Traded our Marriott Grande Vista week 35 3 Br unit for a 1 Br unit at Oyster Bay Beach Resort week 52.  Will be out third trip to St. Maartin this year!

Happy with the trade, and looking forward to some warm weather.  Hope the Euro stays low 'cause we like to eat in Grand Case.


----------



## PamMo (Jun 4, 2015)

Congrats on your trade! We love St Maarten/St Martin, and can totally understand your excitement. We keep trying to find time to head back down there - hopefully we'll be able to make it happen in 2016!


----------



## Gaozhen (Jun 5, 2015)

Nice work! We LOVE St. Maarten and are going back in March 2016, buying airfare in a couple weeks.  Wish we had 4 trips this year, but 1 a year will have to do!


----------



## Jwerking (Jun 17, 2015)

classiclincoln said:


> Traded our Marriott Grande Vista week 35 3 Br unit for a 1 Br unit at Oyster Bay Beach Resort week 52.  Will be out third trip to St. Maartin this year!
> 
> Happy with the trade, and looking forward to some warm weather.  Hope the Euro stays low 'cause we like to eat in Grand Case.

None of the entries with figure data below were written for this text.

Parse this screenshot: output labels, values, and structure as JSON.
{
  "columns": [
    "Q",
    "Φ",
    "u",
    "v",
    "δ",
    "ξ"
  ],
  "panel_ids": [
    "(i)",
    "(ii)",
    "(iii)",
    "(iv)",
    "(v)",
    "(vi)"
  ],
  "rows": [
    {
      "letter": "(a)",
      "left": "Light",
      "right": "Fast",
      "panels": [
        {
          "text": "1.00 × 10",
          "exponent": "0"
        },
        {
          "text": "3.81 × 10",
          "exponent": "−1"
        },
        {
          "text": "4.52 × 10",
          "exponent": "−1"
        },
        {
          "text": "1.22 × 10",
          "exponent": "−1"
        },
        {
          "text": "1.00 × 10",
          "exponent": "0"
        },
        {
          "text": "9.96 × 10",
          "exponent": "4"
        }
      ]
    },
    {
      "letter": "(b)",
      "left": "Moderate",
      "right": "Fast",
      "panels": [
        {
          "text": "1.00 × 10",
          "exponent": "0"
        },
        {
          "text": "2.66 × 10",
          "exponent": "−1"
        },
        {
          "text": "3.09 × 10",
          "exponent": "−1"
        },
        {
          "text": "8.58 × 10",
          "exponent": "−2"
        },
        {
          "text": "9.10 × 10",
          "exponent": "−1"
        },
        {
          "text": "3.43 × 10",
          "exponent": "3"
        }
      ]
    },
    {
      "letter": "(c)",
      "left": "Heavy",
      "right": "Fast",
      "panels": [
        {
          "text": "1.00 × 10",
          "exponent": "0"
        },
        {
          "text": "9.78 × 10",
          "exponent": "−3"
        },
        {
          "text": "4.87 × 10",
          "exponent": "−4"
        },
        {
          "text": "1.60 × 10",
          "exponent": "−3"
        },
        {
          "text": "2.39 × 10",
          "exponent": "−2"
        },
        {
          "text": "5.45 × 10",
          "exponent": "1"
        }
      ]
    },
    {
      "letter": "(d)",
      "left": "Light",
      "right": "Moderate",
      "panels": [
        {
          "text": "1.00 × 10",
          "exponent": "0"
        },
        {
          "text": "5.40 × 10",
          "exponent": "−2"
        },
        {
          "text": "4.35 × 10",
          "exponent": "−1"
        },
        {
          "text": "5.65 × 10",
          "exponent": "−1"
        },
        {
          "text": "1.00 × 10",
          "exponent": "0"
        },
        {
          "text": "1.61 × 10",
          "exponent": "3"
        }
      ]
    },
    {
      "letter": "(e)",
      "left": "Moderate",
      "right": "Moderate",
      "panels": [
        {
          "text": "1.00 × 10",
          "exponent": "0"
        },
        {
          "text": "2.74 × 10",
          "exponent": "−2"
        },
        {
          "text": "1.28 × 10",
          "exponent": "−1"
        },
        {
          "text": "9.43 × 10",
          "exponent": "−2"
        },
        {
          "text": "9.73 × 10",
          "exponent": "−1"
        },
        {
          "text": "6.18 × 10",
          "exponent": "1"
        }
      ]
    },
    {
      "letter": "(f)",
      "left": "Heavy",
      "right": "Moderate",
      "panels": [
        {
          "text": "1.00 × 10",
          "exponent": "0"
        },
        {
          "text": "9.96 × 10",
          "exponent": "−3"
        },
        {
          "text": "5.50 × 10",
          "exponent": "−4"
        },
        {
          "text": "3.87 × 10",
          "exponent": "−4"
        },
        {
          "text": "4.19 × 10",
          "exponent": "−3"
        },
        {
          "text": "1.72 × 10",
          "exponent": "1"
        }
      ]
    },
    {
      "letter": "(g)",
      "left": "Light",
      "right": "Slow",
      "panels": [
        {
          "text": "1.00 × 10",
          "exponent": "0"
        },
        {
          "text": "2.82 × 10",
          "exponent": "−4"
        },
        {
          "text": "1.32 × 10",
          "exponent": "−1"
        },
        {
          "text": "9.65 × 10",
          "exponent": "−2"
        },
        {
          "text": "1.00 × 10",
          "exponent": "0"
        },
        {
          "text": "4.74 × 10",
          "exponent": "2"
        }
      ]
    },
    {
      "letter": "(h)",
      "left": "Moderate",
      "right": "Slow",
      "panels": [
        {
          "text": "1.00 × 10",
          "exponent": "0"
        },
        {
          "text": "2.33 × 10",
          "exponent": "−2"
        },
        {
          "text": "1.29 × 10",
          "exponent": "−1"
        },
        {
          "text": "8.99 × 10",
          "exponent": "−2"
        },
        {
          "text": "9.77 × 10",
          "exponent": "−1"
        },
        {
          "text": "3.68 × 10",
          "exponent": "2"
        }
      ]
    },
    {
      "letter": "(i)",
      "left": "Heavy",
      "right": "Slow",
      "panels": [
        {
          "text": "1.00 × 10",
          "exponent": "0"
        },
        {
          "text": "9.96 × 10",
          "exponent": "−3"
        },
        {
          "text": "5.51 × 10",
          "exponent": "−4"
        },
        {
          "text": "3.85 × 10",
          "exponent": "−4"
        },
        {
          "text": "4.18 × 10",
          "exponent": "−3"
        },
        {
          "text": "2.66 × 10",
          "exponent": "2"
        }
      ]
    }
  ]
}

Have you stayed at the Oyster Bay Beach Resort previously?  I am debating between a studio at Oyster Bay or Simpson Bay Resort and Marina in mid-Oct.  Yikes, I know, hurricane season, but hoping for the best.  It is our first time to St. Maarten - so any comments on our two options would be appreciated. 

Also, we will likely get in late at night since I am trying to use FF miles for flights.  Will we be able to pick up a rental car and get to either one of these resorts in the DARK?  Do they drive on the right side there like in the US or on the left?  

Thanks for any help.


----------



## Free2Roam (Jun 18, 2015)

They drive on the right side. My sister and I visited for the first time in December. We rented a car at the airport and drove to Oyster Bay after dark.  Neither of us brought a GPS, so it was quite the adventure! Fortunately I mapped out the route before leaving home and brought a printout with the directions... I only did that because sometimes the old GPS takes awhile to realize it's in a different country... we made it across the island without incident. There aren't many street signs so that made the trip a bit more interesting. Fortunately the island is small... It took me less than 2 days to become familiar.


----------